Docker provides a RestartCount stats.
This stats is used to monitor how many times a container was restarted, and this count increase may represent some kind of problem (like an OOM kill).
It would be great if cAdvisor collects this metric also, so we can put this on Prometheus and alert on some unexpected problem.
Thanks!
How does docker expose this value? We currently only monitor by using cgroups, so this may be a large change if we need to use docker's api.
Hi @dashpole.
Actually it exposes through API and not through cgroups. I was trying to search were in the code cAdvisor gets its data.

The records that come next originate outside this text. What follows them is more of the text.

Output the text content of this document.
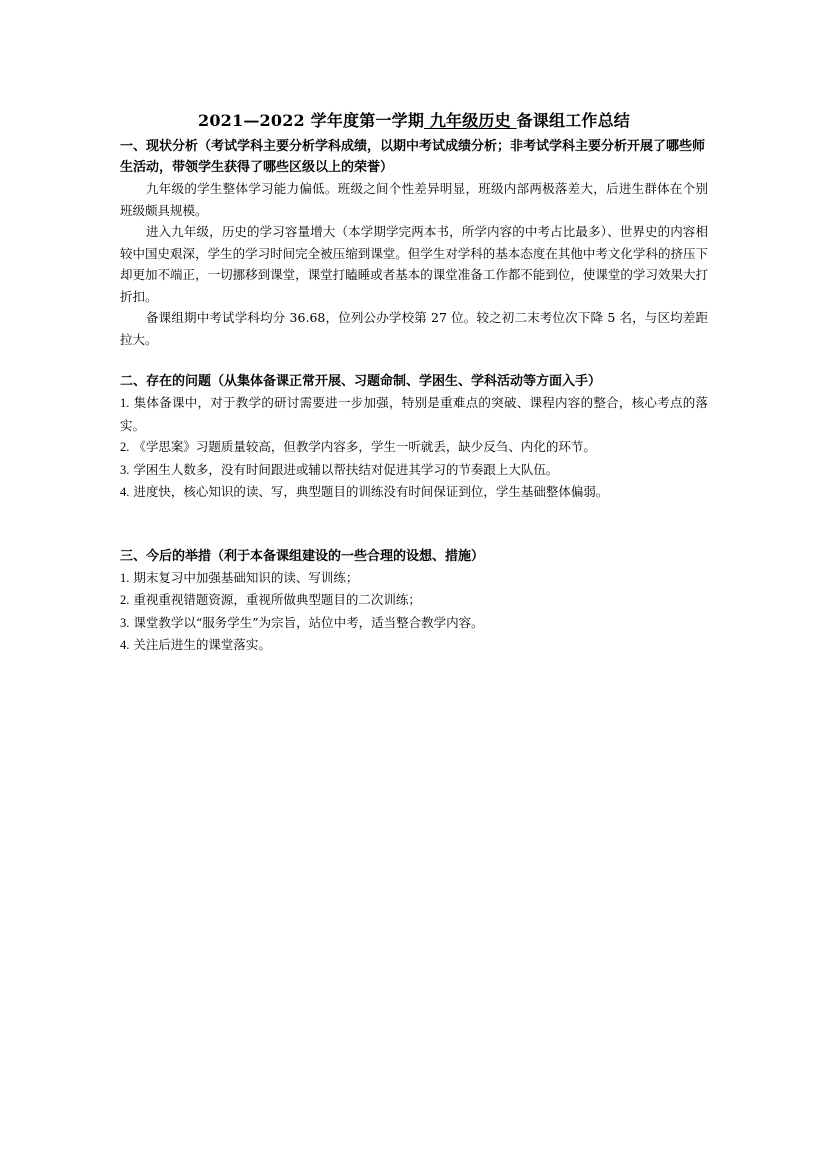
2021—2022 学年度第一学期 九年级历史 备课组工作总结

一、现状分析（考试学科主要分析学科成绩，以期中考试成绩分析；非考试学科主要分析开展了哪些师生活动，带领学生获得了哪些区级以上的荣誉）

九年级的学生整体学习能力偏低。班级之间个性差异明显，班级内部两极落差大，后进生群体在个别班级颇具规模。

进入九年级，历史的学习容量增大（本学期学完两本书，所学内容的中考占比最多）、世界史的内容相较中国史艰深，学生的学习时间完全被压缩到课堂。但学生对学科的基本态度在其他中考文化学科的挤压下却更加不端正，一切挪移到课堂，课堂打瞌睡或者基本的课堂准备工作都不能到位，使课堂的学习效果大打折扣。

备课组期中考试学科均分 36.68，位列公办学校第 27 位。较之初二末考位次下降 5 名，与区均差距拉大。

二、存在的问题（从集体备课正常开展、习题命制、学困生、学科活动等方面入手）

1. 集体备课中，对于教学的研讨需要进一步加强，特别是重难点的突破、课程内容的整合，核心考点的落实。

2. 《学思案》习题质量较高，但教学内容多，学生一听就丢，缺少反刍、内化的环节。

3. 学困生人数多，没有时间跟进或辅以帮扶结对促进其学习的节奏跟上大队伍。

4. 进度快，核心知识的读、写，典型题目的训练没有时间保证到位，学生基础整体偏弱。

三、今后的举措（利于本备课组建设的一些合理的设想、措施）

1. 期末复习中加强基础知识的读、写训练；

2. 重视重视错题资源，重视所做典型题目的二次训练；

3. 课堂教学以“服务学生”为宗旨，站位中考，适当整合教学内容。

4. 关注后进生的课堂落实。
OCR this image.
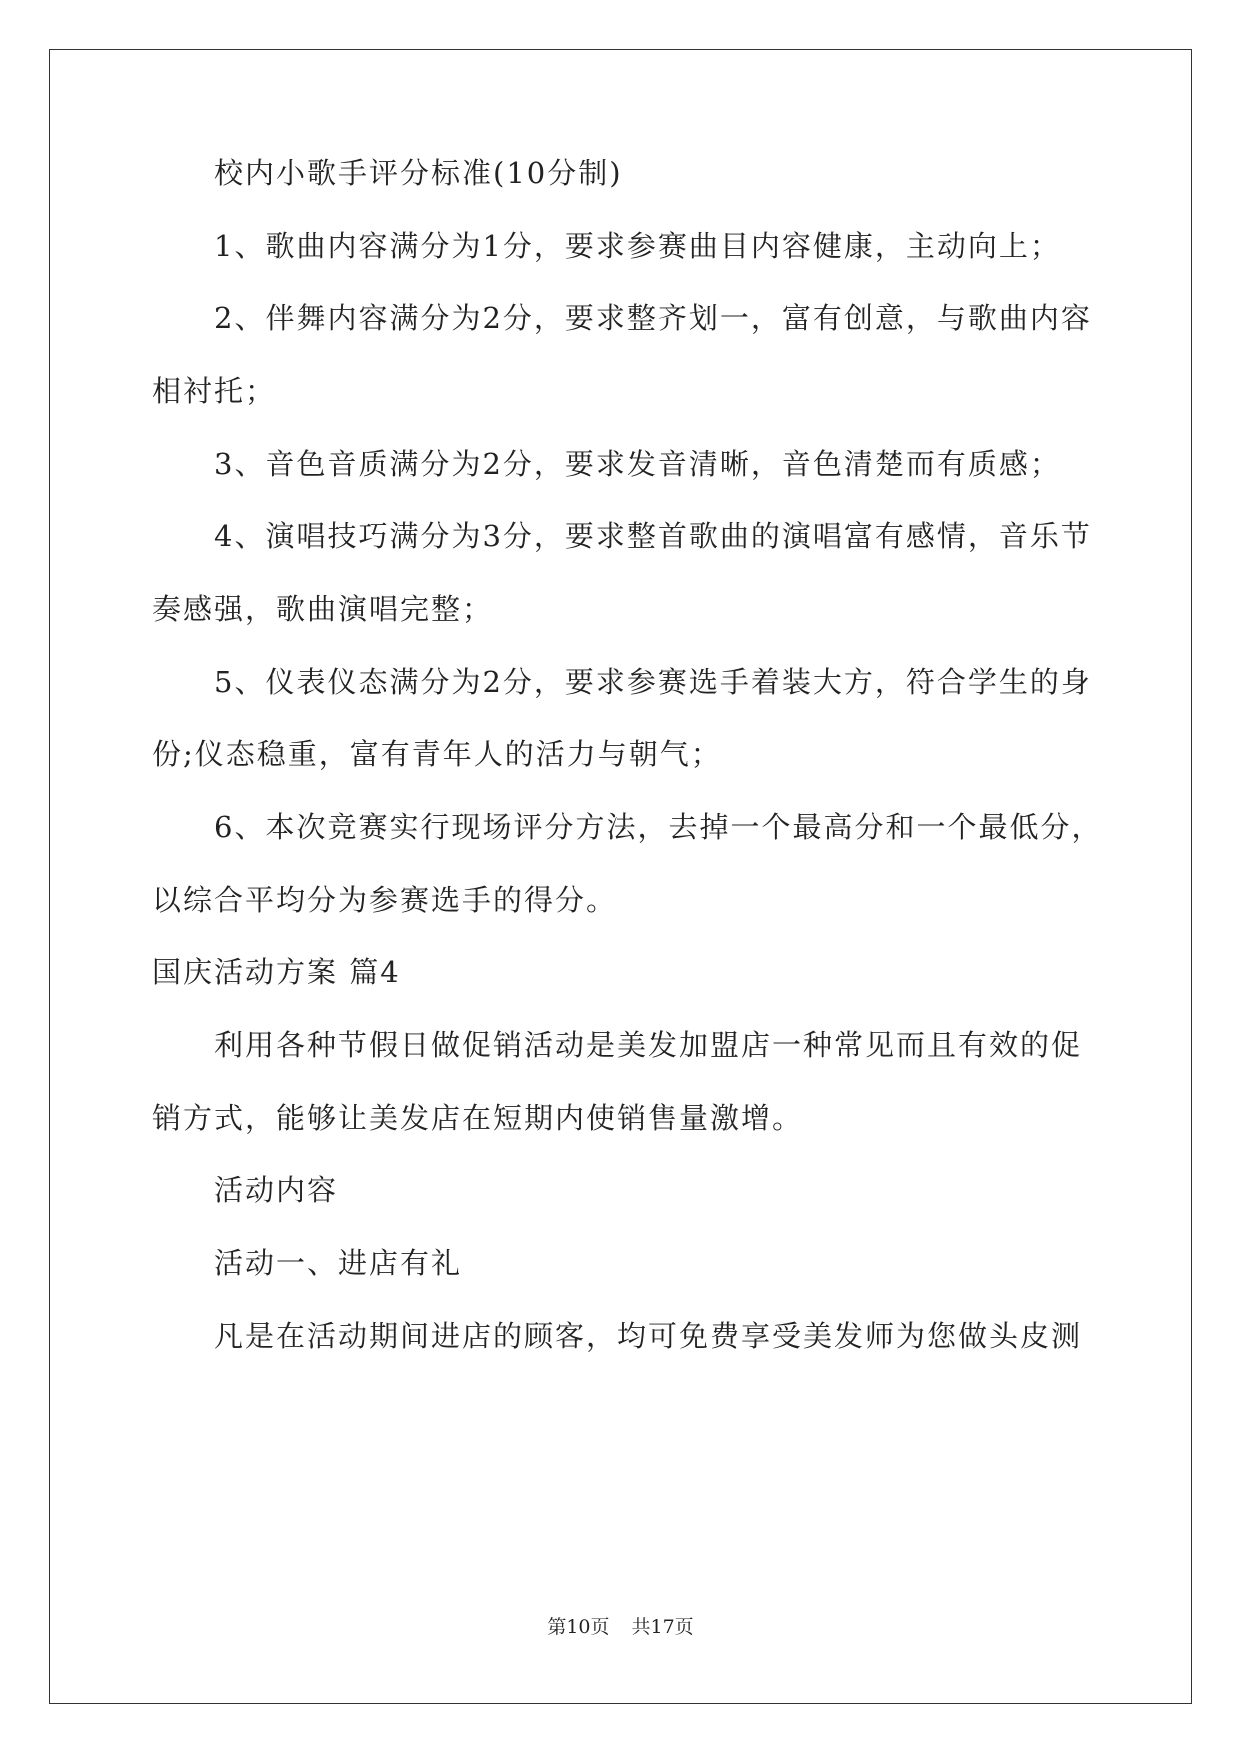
校内小歌手评分标准(10分制)
1、歌曲内容满分为1分，要求参赛曲目内容健康，主动向上；
2、伴舞内容满分为2分，要求整齐划一，富有创意，与歌曲内容
相衬托；
3、音色音质满分为2分，要求发音清晰，音色清楚而有质感；
4、演唱技巧满分为3分，要求整首歌曲的演唱富有感情，音乐节
奏感强，歌曲演唱完整；
5、仪表仪态满分为2分，要求参赛选手着装大方，符合学生的身
份;仪态稳重，富有青年人的活力与朝气；
6、本次竞赛实行现场评分方法，去掉一个最高分和一个最低分，
以综合平均分为参赛选手的得分。
国庆活动方案 篇4
利用各种节假日做促销活动是美发加盟店一种常见而且有效的促
销方式，能够让美发店在短期内使销售量激增。
活动内容
活动一、进店有礼
凡是在活动期间进店的顾客，均可免费享受美发师为您做头皮测
第10页 共17页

I don't think it's limited to cgroups, because of the 'Labels' and Image retrieval, but I couldn't figure out how to add also the restartCount metrics :)
Something probably specified here: https://github.com/google/cadvisor/blob/d7a44cb1a2c66e1688ccdc5d09e56069eecb659a/info/v1/container.go#L128
Thanks!
@dashpole FIY, made a PR here using DockerHandler and the API :)
Hope this is right!
Thanks!
This was closed in PR #1649
Any chance of a follow-up where this would be a separate metric, instead of or in addition to being a metric label?
Most helpful comment
Any chance of a follow-up where this would be a separate metric, instead of or in addition to being a metric label?